Но помимо этого единичный человек включен в обширную иерархию гештальтов — сил, которые не-возможно даже и вообразить себе достаточно действенными, ощутимыми и необходимыми. Сам единичный человек становится их иносказанием, их представителем, а мощь, богатство, смысл его жизни зависят от того, насколько он причастен порядку и противоборству гештальтов.
Подлинные гештальты узнаются по тому, что им можно посвятить всю сумму своих сил, окружить их высшим почетом, выказать им предельную ненависть. Поскольку они таят в себе целое, они и затребуют целиком. Поэтому оказывается, что вместе с гештальтом человек открывает свое назначение, свою судьбу, и именно это открытие делает его способным на жертву, которая в кровной жертве находит самое значительное свое выражение.
Увидеть рабочего в иерархии, определяемой гештальтом, оказалось не под силу бюргерской эпохе, поскольку ей не было дано подлинное отношение к миру гештальтов. Здесь все расплывалось на идеи, понятия или голые явления, и двумя полюсами этого текучего пространства были разум и чувствительность. Европу и весь мир по сей день затопляет эта разбавленная до предела жидкость, этот бледный настой обретшего самовластие духа.

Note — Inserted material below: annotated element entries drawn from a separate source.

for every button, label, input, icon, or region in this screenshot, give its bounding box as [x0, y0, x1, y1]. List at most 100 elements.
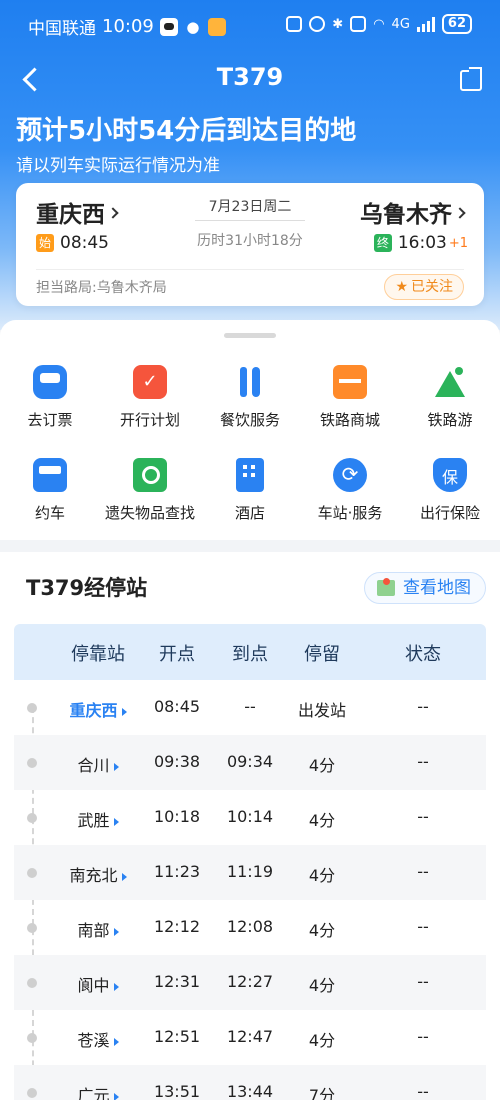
- service-insurance[interactable]: 出行保险: [400, 458, 500, 523]
- qq-icon: ●: [186, 17, 200, 36]
- alarm-icon: [309, 16, 326, 32]
- stop-status: --: [417, 917, 429, 936]
- destination-station-link[interactable]: 乌鲁木齐: [360, 195, 466, 229]
- follow-button[interactable]: ★ 已关注: [384, 274, 464, 300]
- drag-handle[interactable]: [224, 333, 276, 338]
- column-header-status: 状态: [405, 644, 441, 665]
- station-name-link[interactable]: 南充北: [54, 862, 142, 886]
- stay-duration: 4分: [308, 921, 336, 940]
- service-panel: 去订票 开行计划 餐饮服务 铁路商城 铁路游 约车 遗失物品查找 酒店 车站·服…: [0, 320, 500, 540]
- service-rail-tour[interactable]: 铁路游: [400, 365, 500, 430]
- service-label: 餐饮服务: [219, 411, 280, 429]
- station-name-link[interactable]: 重庆西: [54, 697, 142, 721]
- stop-status: --: [417, 972, 429, 991]
- table-row[interactable]: 苍溪 12:51 12:47 4分 --: [14, 1010, 486, 1065]
- railway-bureau: 担当路局:乌鲁木齐局: [36, 280, 167, 296]
- service-schedule[interactable]: 开行计划: [100, 365, 200, 430]
- table-row[interactable]: 阆中 12:31 12:27 4分 --: [14, 955, 486, 1010]
- stay-duration: 4分: [308, 976, 336, 995]
- view-map-button[interactable]: 查看地图: [364, 572, 486, 604]
- service-hotel[interactable]: 酒店: [200, 458, 300, 523]
- service-label: 铁路商城: [319, 411, 380, 429]
- battery-indicator: 62: [441, 14, 472, 34]
- stay-duration: 4分: [308, 811, 336, 830]
- calendar-icon: [133, 365, 167, 399]
- column-header-arrive: 到点: [232, 644, 268, 665]
- service-lost-found[interactable]: 遗失物品查找: [100, 458, 200, 523]
- stay-duration: 4分: [308, 756, 336, 775]
- departure-time: 08:45: [60, 233, 109, 253]
- station-name: 南部: [77, 921, 110, 940]
- depart-time: 12:51: [153, 1027, 201, 1046]
- arrive-time: 10:14: [226, 807, 274, 826]
- arrival-day-offset: +1: [448, 235, 468, 251]
- timeline-dot: [27, 923, 37, 933]
- stay-duration: 出发站: [297, 701, 346, 720]
- column-header-station: 停靠站: [71, 644, 125, 665]
- stay-duration: 4分: [308, 866, 336, 885]
- arrive-time: --: [244, 697, 256, 716]
- station-name-link[interactable]: 广元: [54, 1082, 142, 1100]
- table-row[interactable]: 广元 13:51 13:44 7分 --: [14, 1065, 486, 1100]
- stops-section: T379经停站 查看地图 停靠站 开点 到点 停留 状态 重庆西 08:45 -…: [0, 552, 500, 1100]
- stop-status: --: [417, 1082, 429, 1100]
- service-book-ticket[interactable]: 去订票: [0, 365, 100, 430]
- hotel-icon: [236, 458, 264, 492]
- service-taxi[interactable]: 约车: [0, 458, 100, 523]
- stop-status: --: [417, 807, 429, 826]
- table-row[interactable]: 合川 09:38 09:34 4分 --: [14, 735, 486, 790]
- depart-time: 13:51: [153, 1082, 201, 1100]
- arrive-time: 13:44: [226, 1082, 274, 1100]
- depart-time: 09:38: [153, 752, 201, 771]
- station-service-icon: [333, 458, 367, 492]
- service-label: 开行计划: [119, 411, 180, 429]
- service-station[interactable]: 车站·服务: [300, 458, 400, 523]
- departure-info: 始 08:45: [36, 233, 109, 253]
- timeline-dot: [27, 1088, 37, 1098]
- clock: 10:09: [102, 16, 154, 37]
- timeline-dot: [27, 1033, 37, 1043]
- station-name: 广元: [77, 1086, 110, 1100]
- station-name-link[interactable]: 南部: [54, 917, 142, 941]
- nfc-icon: [286, 16, 303, 32]
- carrier-name: 中国联通: [28, 19, 96, 39]
- service-dining[interactable]: 餐饮服务: [200, 365, 300, 430]
- station-name-link[interactable]: 武胜: [54, 807, 142, 831]
- stay-duration: 4分: [308, 1031, 336, 1050]
- network-type: 4G: [391, 16, 410, 32]
- triangle-right-icon: [113, 982, 119, 991]
- depart-time: 11:23: [153, 862, 201, 881]
- column-header-stay: 停留: [304, 644, 340, 665]
- dining-icon: [233, 365, 267, 399]
- station-name-link[interactable]: 阆中: [54, 972, 142, 996]
- station-name-link[interactable]: 合川: [54, 752, 142, 776]
- duration-divider: [195, 220, 305, 221]
- arrive-time: 11:19: [226, 862, 274, 881]
- table-row[interactable]: 南部 12:12 12:08 4分 --: [14, 900, 486, 955]
- service-label: 去订票: [27, 411, 73, 429]
- lost-found-icon: [133, 458, 167, 492]
- table-row[interactable]: 重庆西 08:45 -- 出发站 --: [14, 680, 486, 735]
- stop-status: --: [417, 697, 429, 716]
- notification-app-icon: [207, 17, 226, 36]
- service-shop[interactable]: 铁路商城: [300, 365, 400, 430]
- table-row[interactable]: 南充北 11:23 11:19 4分 --: [14, 845, 486, 900]
- stop-status: --: [417, 752, 429, 771]
- eta-note: 请以列车实际运行情况为准: [16, 156, 220, 176]
- timeline-dot: [27, 813, 37, 823]
- arrive-time: 12:47: [226, 1027, 274, 1046]
- station-name-link[interactable]: 苍溪: [54, 1027, 142, 1051]
- service-label: 铁路游: [427, 411, 473, 429]
- stops-title: T379经停站: [26, 576, 148, 600]
- arrive-time: 12:08: [226, 917, 274, 936]
- triangle-right-icon: [121, 707, 127, 716]
- table-row[interactable]: 武胜 10:18 10:14 4分 --: [14, 790, 486, 845]
- triangle-right-icon: [113, 927, 119, 936]
- service-label: 遗失物品查找: [104, 504, 195, 522]
- triangle-right-icon: [113, 762, 119, 771]
- share-button[interactable]: [454, 63, 484, 93]
- triangle-right-icon: [113, 1037, 119, 1046]
- divider: [36, 269, 464, 270]
- service-label: 车站·服务: [317, 504, 383, 522]
- station-name: 武胜: [77, 811, 110, 830]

Но мы знаем, что эта Европа, этот мир в Германии считаются только провинцией, управлять которой было делом не лучших сердец и даже не лучших умов. Уже в начале этого столетия немец, представленный немецким фронтовиком как носителем подлинного гештальта, проявил себя в восстании против этого мира. Одновременно началась немецкая революция, которую уже в XIX веке возвещали высокие умы и которую можно постичь только как революцию гештальта. Если же это восстание осталось всего лишь прологом, то потому, что в полном своем объеме оно еще было лишено гештальта, подобие которого уже сквозило в каждом солдате, днем и ночью погибавшем в одиночестве и безвестности на всех границах империи.

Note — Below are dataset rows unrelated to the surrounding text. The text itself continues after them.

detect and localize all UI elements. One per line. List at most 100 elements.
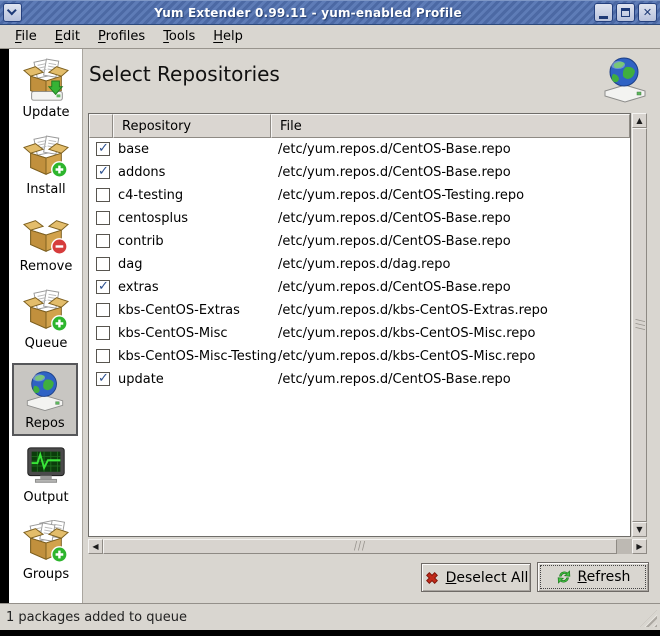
repo-checkbox-unchecked[interactable]	[96, 211, 110, 225]
repo-row[interactable]: kbs-CentOS-Extras/etc/yum.repos.d/kbs-Ce…	[89, 299, 630, 322]
globe-disk-icon	[599, 55, 651, 107]
green-refresh-icon	[556, 569, 572, 585]
chevron-down-icon	[7, 5, 17, 15]
sidebar-label: Install	[26, 182, 65, 197]
repo-checkbox-unchecked[interactable]	[96, 257, 110, 271]
sidebar-item-output[interactable]: Output	[9, 443, 83, 505]
menu-item-file[interactable]: File	[6, 27, 46, 46]
repo-row[interactable]: contrib/etc/yum.repos.d/CentOS-Base.repo	[89, 230, 630, 253]
sidebar-label: Remove	[20, 259, 73, 274]
repo-checkbox-unchecked[interactable]	[96, 349, 110, 363]
refresh-label: Refresh	[578, 569, 631, 585]
repo-file: /etc/yum.repos.d/kbs-CentOS-Extras.repo	[278, 303, 548, 318]
menu-item-edit[interactable]: Edit	[46, 27, 89, 46]
menu-item-profiles[interactable]: Profiles	[89, 27, 154, 46]
sidebar: Update Install Remove Queue	[9, 49, 83, 603]
vertical-scrollbar-thumb[interactable]: ///	[632, 128, 647, 522]
box-empty-minus-icon	[23, 212, 69, 258]
grip-icon: ///	[354, 540, 366, 553]
deselect-all-label: Deselect All	[446, 570, 529, 586]
horizontal-scrollbar-thumb[interactable]: ///	[103, 539, 617, 554]
repo-row[interactable]: extras/etc/yum.repos.d/CentOS-Base.repo	[89, 276, 630, 299]
repo-name: contrib	[118, 234, 164, 249]
repo-file: /etc/yum.repos.d/CentOS-Base.repo	[278, 142, 511, 157]
repo-name: extras	[118, 280, 159, 295]
sidebar-label: Output	[23, 490, 68, 505]
box-papers-plus-icon	[23, 289, 69, 335]
repo-file: /etc/yum.repos.d/dag.repo	[278, 257, 450, 272]
sidebar-item-repos[interactable]: Repos	[12, 363, 78, 436]
menu-item-help[interactable]: Help	[204, 27, 252, 46]
window-frame-left	[0, 49, 9, 603]
repo-name: kbs-CentOS-Extras	[118, 303, 240, 318]
repo-name: centosplus	[118, 211, 188, 226]
column-header-checkbox[interactable]	[89, 114, 113, 138]
scroll-up-button[interactable]: ▲	[632, 113, 647, 128]
table-header: Repository File	[89, 114, 630, 138]
deselect-all-button[interactable]: Deselect All	[421, 563, 531, 592]
repo-row[interactable]: c4-testing/etc/yum.repos.d/CentOS-Testin…	[89, 184, 630, 207]
maximize-icon	[621, 8, 630, 17]
repo-file: /etc/yum.repos.d/CentOS-Base.repo	[278, 211, 511, 226]
repo-checkbox-checked[interactable]	[96, 372, 110, 386]
repo-checkbox-checked[interactable]	[96, 280, 110, 294]
vertical-scrollbar[interactable]: ▲ /// ▼	[632, 113, 647, 537]
sidebar-item-groups[interactable]: Groups	[9, 520, 83, 582]
statusbar: 1 packages added to queue	[0, 603, 660, 630]
sidebar-item-remove[interactable]: Remove	[9, 212, 83, 274]
box-papers-download-icon	[23, 58, 69, 104]
horizontal-scrollbar[interactable]: ◀ /// ▶	[88, 539, 647, 554]
repo-file: /etc/yum.repos.d/CentOS-Base.repo	[278, 280, 511, 295]
titlebar[interactable]: Yum Extender 0.99.11 - yum-enabled Profi…	[0, 0, 660, 25]
repo-file: /etc/yum.repos.d/CentOS-Base.repo	[278, 234, 511, 249]
repo-row[interactable]: update/etc/yum.repos.d/CentOS-Base.repo	[89, 368, 630, 391]
repo-row[interactable]: addons/etc/yum.repos.d/CentOS-Base.repo	[89, 161, 630, 184]
repo-checkbox-checked[interactable]	[96, 165, 110, 179]
arrow-right-icon: ▶	[636, 542, 642, 551]
repo-checkbox-unchecked[interactable]	[96, 303, 110, 317]
sidebar-label: Update	[22, 105, 69, 120]
page-title: Select Repositories	[89, 62, 280, 86]
grip-icon: ///	[633, 319, 646, 331]
repo-checkbox-unchecked[interactable]	[96, 234, 110, 248]
column-header-repository[interactable]: Repository	[113, 114, 271, 138]
repo-name: kbs-CentOS-Misc	[118, 326, 228, 341]
repo-checkbox-unchecked[interactable]	[96, 188, 110, 202]
red-x-icon	[424, 570, 440, 586]
resize-grip-icon[interactable]	[640, 610, 657, 627]
repo-checkbox-checked[interactable]	[96, 142, 110, 156]
repo-checkbox-unchecked[interactable]	[96, 326, 110, 340]
scroll-right-button[interactable]: ▶	[632, 539, 647, 554]
sidebar-item-queue[interactable]: Queue	[9, 289, 83, 351]
scroll-down-button[interactable]: ▼	[632, 522, 647, 537]
repo-name: dag	[118, 257, 142, 272]
refresh-button[interactable]: Refresh	[537, 562, 649, 592]
window-title: Yum Extender 0.99.11 - yum-enabled Profi…	[22, 6, 594, 20]
scroll-left-button[interactable]: ◀	[88, 539, 103, 554]
repo-file: /etc/yum.repos.d/CentOS-Base.repo	[278, 165, 511, 180]
window-menu-button[interactable]	[3, 3, 22, 22]
repo-row[interactable]: kbs-CentOS-Misc-Testing/etc/yum.repos.d/…	[89, 345, 630, 368]
minimize-button[interactable]	[594, 3, 613, 22]
arrow-left-icon: ◀	[92, 542, 98, 551]
sidebar-item-install[interactable]: Install	[9, 135, 83, 197]
menu-item-tools[interactable]: Tools	[154, 27, 204, 46]
repo-file: /etc/yum.repos.d/kbs-CentOS-Misc.repo	[278, 349, 536, 364]
sidebar-item-update[interactable]: Update	[9, 58, 83, 120]
repo-row[interactable]: centosplus/etc/yum.repos.d/CentOS-Base.r…	[89, 207, 630, 230]
status-text: 1 packages added to queue	[6, 610, 187, 625]
close-icon: ✕	[643, 7, 652, 18]
repo-name: c4-testing	[118, 188, 183, 203]
box-papers-plus-icon	[23, 520, 69, 566]
arrow-up-icon: ▲	[636, 116, 642, 125]
repo-row[interactable]: kbs-CentOS-Misc/etc/yum.repos.d/kbs-Cent…	[89, 322, 630, 345]
repo-row[interactable]: base/etc/yum.repos.d/CentOS-Base.repo	[89, 138, 630, 161]
repo-row[interactable]: dag/etc/yum.repos.d/dag.repo	[89, 253, 630, 276]
maximize-button[interactable]	[616, 3, 635, 22]
column-header-file[interactable]: File	[271, 114, 630, 138]
window-frame-bottom	[0, 630, 660, 636]
close-button[interactable]: ✕	[638, 3, 657, 22]
repo-name: addons	[118, 165, 165, 180]
repo-name: update	[118, 372, 164, 387]
globe-disk-icon	[22, 369, 68, 415]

Ибо, во-первых, те, кто им руководил, слишком насытились ценностями мира, который единодушно признавал в Германии своего опаснейшего противника, были слишком убеждены в них; и потому эти руководители были по справедливости побеждены и уничтожены, в то время как немецкий фронтовик оказался не только непобедимым, но и бессмертным. Каждый из тех, кто пал тогда, сегодня более бессмертен, чем когда-либо, и именно оттого, что как гештальт он принадлежит вечности. Бюргер же не принадлежит к гештальтам, и потому время пожирает его, даже если он украшает себя княжеской короной или пурпуром полководца.

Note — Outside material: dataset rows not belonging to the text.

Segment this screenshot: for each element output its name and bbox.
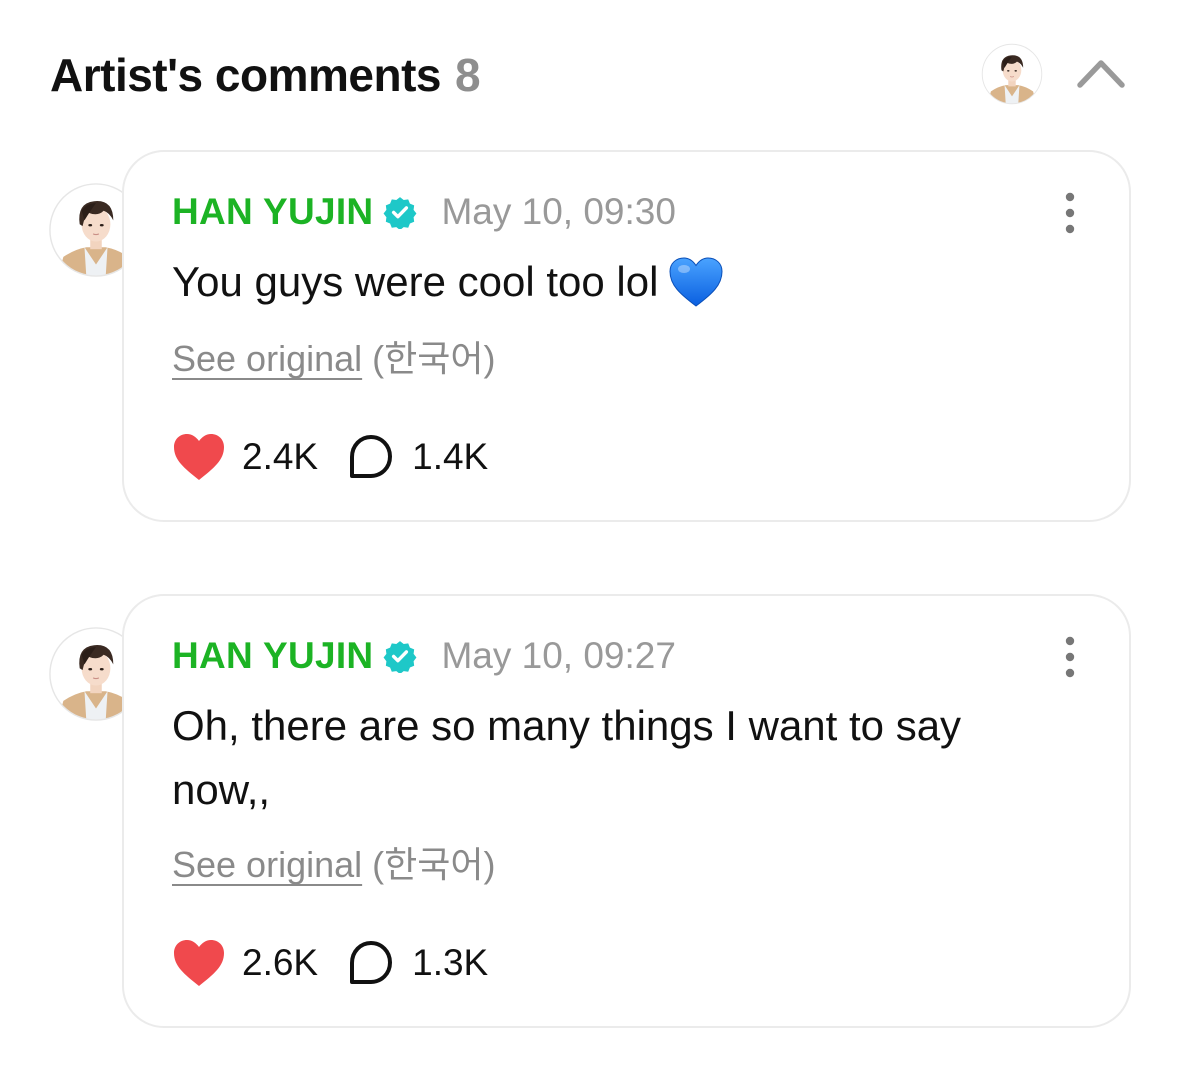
like-count: 2.6K [242,942,319,983]
section-header: Artist's comments 8 [50,40,1129,110]
comment-stats: 2.4K 1.4K [172,430,516,484]
comment-body: Oh, there are so many things I want to s… [172,694,972,822]
comment-item: HAN YUJIN May 10, 09:30 You guys were co… [48,150,1131,522]
more-vertical-icon [1059,636,1081,678]
comment-card: HAN YUJIN May 10, 09:30 You guys were co… [122,150,1131,522]
heart-icon[interactable] [172,938,226,988]
original-language: (한국어) [372,844,496,885]
artist-comments-panel: Artist's comments 8 HAN YUJIN May 10, 09… [0,0,1179,1083]
avatar-image [981,43,1043,105]
comment-meta: HAN YUJIN May 10, 09:30 [172,190,676,234]
comment-count: 8 [455,49,481,101]
translation-row: See original (한국어) [172,330,495,382]
more-options-button[interactable] [1059,636,1081,678]
comment-text: Oh, there are so many things I want to s… [172,702,962,813]
chevron-up-icon [1077,60,1125,88]
speech-bubble-icon[interactable] [346,432,396,482]
verified-badge-icon [383,195,417,229]
speech-bubble-icon[interactable] [346,938,396,988]
more-vertical-icon [1059,192,1081,234]
see-original-link[interactable]: See original [172,844,362,885]
comment-text: You guys were cool too lol [172,258,659,305]
blue-heart-emoji-icon [668,256,724,308]
comment-timestamp: May 10, 09:30 [441,191,676,232]
author-name[interactable]: HAN YUJIN [172,635,373,677]
comment-timestamp: May 10, 09:27 [441,635,676,676]
artist-avatar[interactable] [981,43,1043,105]
author-name[interactable]: HAN YUJIN [172,191,373,233]
comment-card: HAN YUJIN May 10, 09:27 Oh, there are so… [122,594,1131,1028]
original-language: (한국어) [372,338,496,379]
section-title: Artist's comments [50,49,442,101]
reply-count: 1.3K [412,942,489,983]
like-count: 2.4K [242,436,319,477]
see-original-link[interactable]: See original [172,338,362,379]
heart-icon[interactable] [172,432,226,482]
reply-count: 1.4K [412,436,489,477]
verified-badge-icon [383,639,417,673]
comment-item: HAN YUJIN May 10, 09:27 Oh, there are so… [48,594,1131,1028]
comment-meta: HAN YUJIN May 10, 09:27 [172,634,676,678]
comment-stats: 2.6K 1.3K [172,936,516,990]
collapse-button[interactable] [1075,52,1127,92]
more-options-button[interactable] [1059,192,1081,234]
translation-row: See original (한국어) [172,836,495,888]
comment-body: You guys were cool too lol [172,250,979,314]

Но мы видели, во-вторых, что восстание рабочего было подготовлено в школе бюргерской мысли. Поэтому оно не могло совпасть с немецким восстанием, и это проявляется в том, что капитуляция перед Европой, капитуляция перед миром состоялась, с одной стороны, по вине высшего слоя бюргерства старого образца, а с другой, не менее, — по вине бюргерских глашатаев так называемой революции, то есть, в сущности, по вине людей одного и того же склада. Однако в Германии ни одно восстание не может вести к новому порядку, если оно направлено против Германии. Оно обречено на поражение уже потому, что грешит против закономерности, от которой не может уйти ни один немец, не отнимая у себя самого сокровеннейших корней своей силы.
Потому-то сражаться за свободу у нас могут только такие силы, которые в то же время являются носителями немецкой ответственности. Но как бюргер мог перенести эту ответственность на рабочего, когда сам он не был причастен к ней? Точно так же, как он не в состоянии был ввести в бой неодолимую стихийную силу народа, когда правил, он был не способен и дать этой стихийной силе революционный толчок, когда стремился к правлению. Поэтому своим предательством он попытался использовать ее против судьбы.
Это предательство не имеет никакого значения как государственная измена, в рамках которой его следует понимать как процесс самоуничтожения бюргерского порядка. Но в то же время это и измена родине в той мере, в какой бюргер пытался вовлечь в свое самоуничтожение и гештальт империи. Поскольку искусство умирать ему не знакомо, он пытался любой ценой оттянуть срок своей смерти. Несостоятельность бюргера в войне состоит в том, что он был не способен ни вести ее по-настоящему, то есть в духе тотальной мобилизации, ни ее проиграть — и тем самым увидеть в гибели свою высшую свободу. От фронтовика бюргера отличает то, что он даже на войне старался высмотреть удобный момент для переговоров, тогда как для солдата война знаменовала то пространство, в котором стоило умирать, то есть жить так, чтобы утверждался гештальт империи — той империи, которая, даже если нас лишат жизни, все же останется нам.